Нови : Дохлая

15:34  22-03-2010
Теперь, когда кончилась наша последняя зима, когда ледяные ветры сменились обжигающим дыханием пустыни, теперь, когда все позади – возможно ли сделать шаг назад и увидеть вещи такими, какими были они на самом деле? Возможно ли увидеть, что бы то ни было, по-настоящему? Я пытаюсь вспомнить теперь, была ли она всегда такая слабенькая, болезненная и неловкая? Мое ли воображение наградило ее свежестью щек фарфоровой куклы, силой и подвижностью бегущего по весеннему полю жеребенка? Теперь уж и не скажешь.

Пышные ли наряды, в которые с фанатичным упорством наряжала я ее, скрывали болезненную худобу, невыносимую хрупкость членов? Была ли она всегда такая слабая и неловкая? Сделали ли мы ее такой?

Ты никогда не хотел ее – в этом, возможно, твое утешение. Я же, лежа бессонными ночами подле тебя, призывала ее всеми силами своего сердца. Видимо, мои воззвания были сильны, ведь она пришла к нам однажды – пришла и села на пороге нашего тихого сумеречного дома.

Сейчас ясно вижу ее слабость и уродство – вижу ее бледность, вижу синяки под близорукими глазами, вижу, как под тонкой кожей течет ленивая безжизненная кровь, вижу обреченность в каждом слабом жесте ее.
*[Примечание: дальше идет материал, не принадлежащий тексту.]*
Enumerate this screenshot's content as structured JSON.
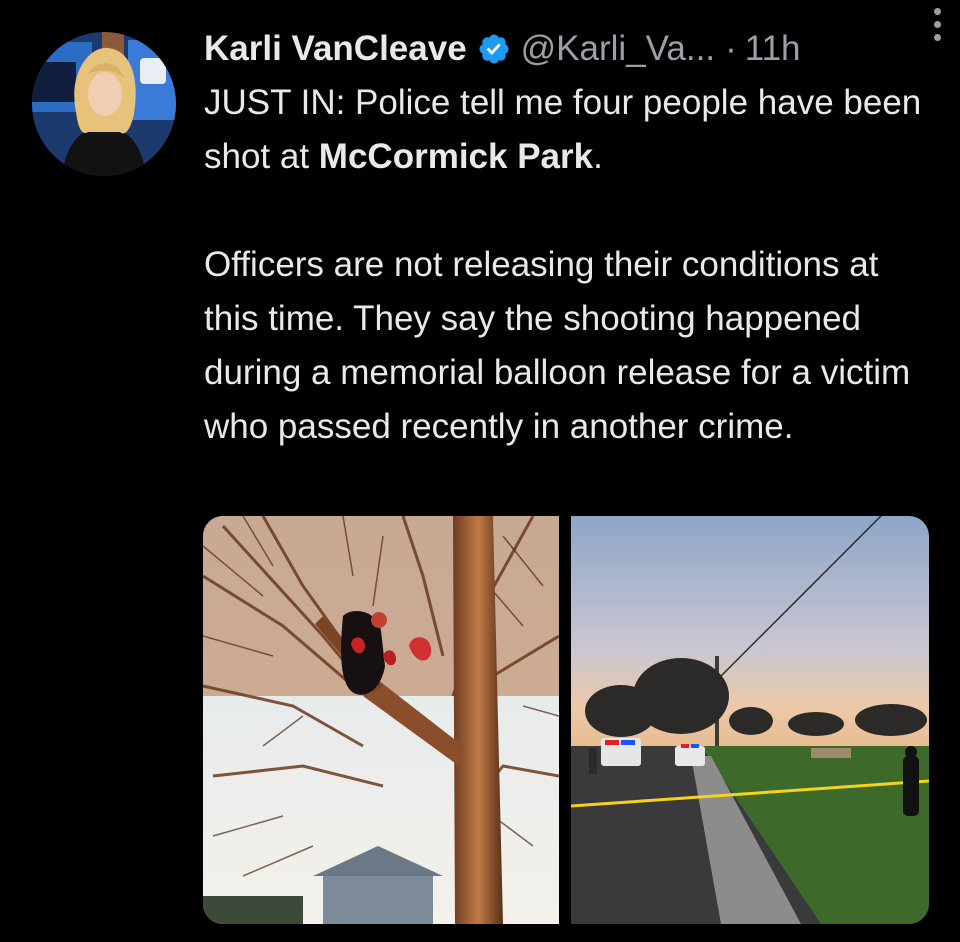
{
  "tweet": {
    "author": {
      "display_name": "Karli VanCleave",
      "handle": "@Karli_Va...",
      "verified_icon": "verified-badge-icon"
    },
    "separator": "·",
    "time": "11h",
    "more_icon": "more-vertical-icon",
    "body": {
      "p1_lead": "JUST IN: Police tell me four people have been shot at ",
      "p1_bold": "McCormick Park",
      "p1_tail": ".",
      "p2": "Officers are not releasing their conditions at this time. They say the shooting happened during a memorial balloon release for a victim who passed recently in another crime."
    }
  },
  "colors": {
    "background": "#000000",
    "text": "#e7e9ea",
    "secondary": "#9aa0a6",
    "verified": "#1d9bf0"
  }
}
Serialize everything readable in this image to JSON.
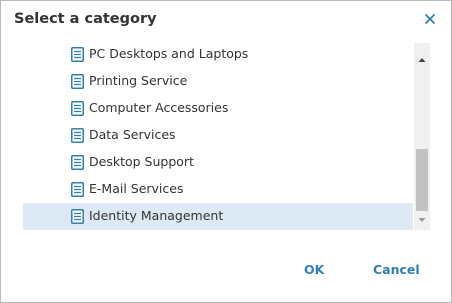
{
  "dialog": {
    "title": "Select a category",
    "close_icon": "close-icon",
    "ok_label": "OK",
    "cancel_label": "Cancel"
  },
  "categories": [
    {
      "label": "PC Desktops and Laptops",
      "icon": "document-icon",
      "selected": false
    },
    {
      "label": "Printing Service",
      "icon": "document-icon",
      "selected": false
    },
    {
      "label": "Computer Accessories",
      "icon": "document-icon",
      "selected": false
    },
    {
      "label": "Data Services",
      "icon": "document-icon",
      "selected": false
    },
    {
      "label": "Desktop Support",
      "icon": "document-icon",
      "selected": false
    },
    {
      "label": "E-Mail Services",
      "icon": "document-icon",
      "selected": false
    },
    {
      "label": "Identity Management",
      "icon": "document-icon",
      "selected": true
    }
  ],
  "colors": {
    "accent": "#2f7fb6",
    "selected_row": "#dde9f5",
    "text": "#333333"
  }
}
Но тогда – тогда, ослепленной материнской гордыней, казалась она мне самой прекрасной девочкой на свете. Прекрасной и сильной. Оттого и пышные платья, и атласные блестящие ленты в тусклых безжизненных волосах.

Могла ли она быть другой? Та, что была зачата дикой ночью оглушенными, затуманенными дымами и ядовитыми испарениями, родителями? Та, чьей первой колыбелью стала тревожность моих околоплодных темных вод, та, что была вскормлена желчью обид и отчаяния из моих бледных сосков?

Я испытывала ее на прочность, хлеща по худым щекам, но только лишь от уверенности в силе ее, ты же щипал ее белые в синеву руки от подозрения. Ты чувствовал, насколько она слаба и, возможно, нереальна, пытаясь приблизить неизбежный конец.

Мы убивали ее долго – каждый раз отщипывали по кусочку от тощих боков. Мы жарили плоть ее на сковородке, поедали ночами жилистое, невкусное мясо, убеждая себя, что это и есть кусочки рая. Кусочки рая застревали у нас в зубах. Мы чертыхались и вновь становились неудовлетворенными и тревожными.

Неудовлетворенность наша сыпалась ударами на бедную девочку – мы были жестоки. Так жестоки! Мы были жестоки, но не от жестокости самой, не от любви к насилию, но от понимания и надежды. Твоего понимания, что девочка наша все равно не останется с нами надолго, от желания твоего приблизить неизбежный конец. И от моей надежды, от веры моей в силу девочки, от убежденности, что удары закалят ее, сделают сильней. От надежды, что, полная новой силы, не оставит она нас никогда.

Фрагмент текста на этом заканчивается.